Наш с Нелей роман полыхал вовсю. К решительным шагам ее подвигнуло почти круглосуточное Ленькино квартирование в женской половине. Неля просто шалела от всего, чему была свидетельницей.

Как-то мы пошли с ней за водой на березитовский ключ. Со всех сторон к поселку подступала тайга. В безветренной прохладе ясного осеннего дня стояла она на фоне голубого неба в лучшем своем убранстве из всех оттенков пурпурного, желтого, зеленого...

Неля поэтически вскинула голову к небу и начала нараспев:

– Золотая осень, осень без дождей...

– Давай-ка ведра бросим, и будь-ка ты моей! – подхватил я, и мы захохотали.

– Дура я, дура, – сказала она, – давно бы уж нам надо было согрешить...

Неля-Нелечка, прелесть ольдойская, чудо березитовское, подарок судьбы, подарок того удивительного сезона.

А вертолет все не летел. Продуктов в Березитове оставалось в обрез, хорошо еще, что часть людей (и Григорий среди них) ушли с оленями на Урушу для отбора водных проб с дальнейшим переездом в Невер.

Не летел вертолет. Более того, базовский радист нас не слышал.
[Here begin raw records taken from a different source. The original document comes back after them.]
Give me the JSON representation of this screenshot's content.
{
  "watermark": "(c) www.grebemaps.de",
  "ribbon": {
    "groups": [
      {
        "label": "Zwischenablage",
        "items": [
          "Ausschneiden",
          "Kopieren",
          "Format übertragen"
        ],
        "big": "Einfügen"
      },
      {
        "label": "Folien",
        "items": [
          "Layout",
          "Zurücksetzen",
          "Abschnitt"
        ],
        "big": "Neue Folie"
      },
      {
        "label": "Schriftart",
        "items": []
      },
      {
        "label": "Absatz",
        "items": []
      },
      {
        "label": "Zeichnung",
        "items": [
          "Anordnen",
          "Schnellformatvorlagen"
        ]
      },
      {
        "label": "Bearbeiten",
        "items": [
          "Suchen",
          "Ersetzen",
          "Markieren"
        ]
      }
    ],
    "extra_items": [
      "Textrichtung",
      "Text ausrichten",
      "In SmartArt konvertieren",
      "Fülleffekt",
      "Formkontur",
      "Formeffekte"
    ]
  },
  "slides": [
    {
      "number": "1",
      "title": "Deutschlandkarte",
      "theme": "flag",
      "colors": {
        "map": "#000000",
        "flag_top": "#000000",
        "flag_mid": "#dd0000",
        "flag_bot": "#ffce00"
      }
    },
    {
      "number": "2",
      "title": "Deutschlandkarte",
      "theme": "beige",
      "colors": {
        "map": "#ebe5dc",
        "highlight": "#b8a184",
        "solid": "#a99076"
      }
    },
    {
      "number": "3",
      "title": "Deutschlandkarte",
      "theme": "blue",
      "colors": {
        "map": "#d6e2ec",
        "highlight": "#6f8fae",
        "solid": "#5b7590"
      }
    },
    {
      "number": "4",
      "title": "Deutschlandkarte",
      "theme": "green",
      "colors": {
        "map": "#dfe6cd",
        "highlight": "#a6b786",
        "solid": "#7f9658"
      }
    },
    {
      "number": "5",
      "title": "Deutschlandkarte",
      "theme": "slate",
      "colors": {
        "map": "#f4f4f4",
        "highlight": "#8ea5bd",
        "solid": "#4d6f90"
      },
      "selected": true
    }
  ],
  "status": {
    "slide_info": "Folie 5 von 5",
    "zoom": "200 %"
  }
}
Отослали на Урушу вторую группу: Ленька, Неля, Тамара Ильинична, трое работяг. Осталось нас шестеро. В несколько ходок перенесли мы все отрядное барахло в соседний, за семь километров, поселок, брошенный прииск, совсем уж развалившийся. Там, мы знали, был большой лабаз топографов, работавших в нашем районе, можно было надеяться на встречу с ними: если уж не продуктов позаимствовать, так хоть попользоваться их рацией – в нашей мы уже сомневались. Неделю мы просидели там в палатке на грибах и ягодах. Каждое утро, в часы связи, Паша цеплял наушники, стучал ключом, пытаясь связаться с базой. Эфир был набит разговорами базы о каких-то списанных костюмах х/б, о спальных мешках и сапогах, об остатках муки и сахара, а нас радист не слышал. Мало того, база совсем не интересовалась самой дальней партией, почти месяц не подающей о себе вестей.

– Все он, сволочь, слышит! – скрипел зубами Паша. – Это начальство Герману пакостит, а радист перед начальством шестерит, гнида! – объяснял он нам, обступившим рацию, бурча животами, полными непереваренных грибов. Все мы исходили злостью на этих базовских гнид, один Герман невозмутимо рисовал геологическую карту, напевая что-то тягучее и однообразное.

– Прорежется он, обязательно прорежется, – говорил о радисте Герман, – а как только будет связь, отстучи ему вот эту докладную.

Суть докладной на имя начальника экспедиции была следующей. На протяжении месяца база намеренно не выходит на связь с партией. По вине руководства люди находятся в аварийной ситуации и вынуждены, оставив казенное имущество, выходить из тайги пешком, через поселок Экскаваторный. Копия докладной – в Хабаровское управление.

Наконец начальство сочло, что сполна проучило строптивого Германа Степанова – базовский радист запрашивал Пашин позывной. "Как слышимость?" – простучал Паша. Подтвержденная слышимость была "на пятерку". "Тогда принимай" – и Паша застучал ключом. Докладная ушла в Невер. В ответ посыпалась лихорадочная базовская морзянка: горячая просьба не раздувать конфликт, уверения в дружбе и любви, обещание срочной помощи. Не страшась быть обвиненным в эфирном хулиганстве, Паша послал базовского радиста по адресу известным всем радистам сокращением и вырубил рацию.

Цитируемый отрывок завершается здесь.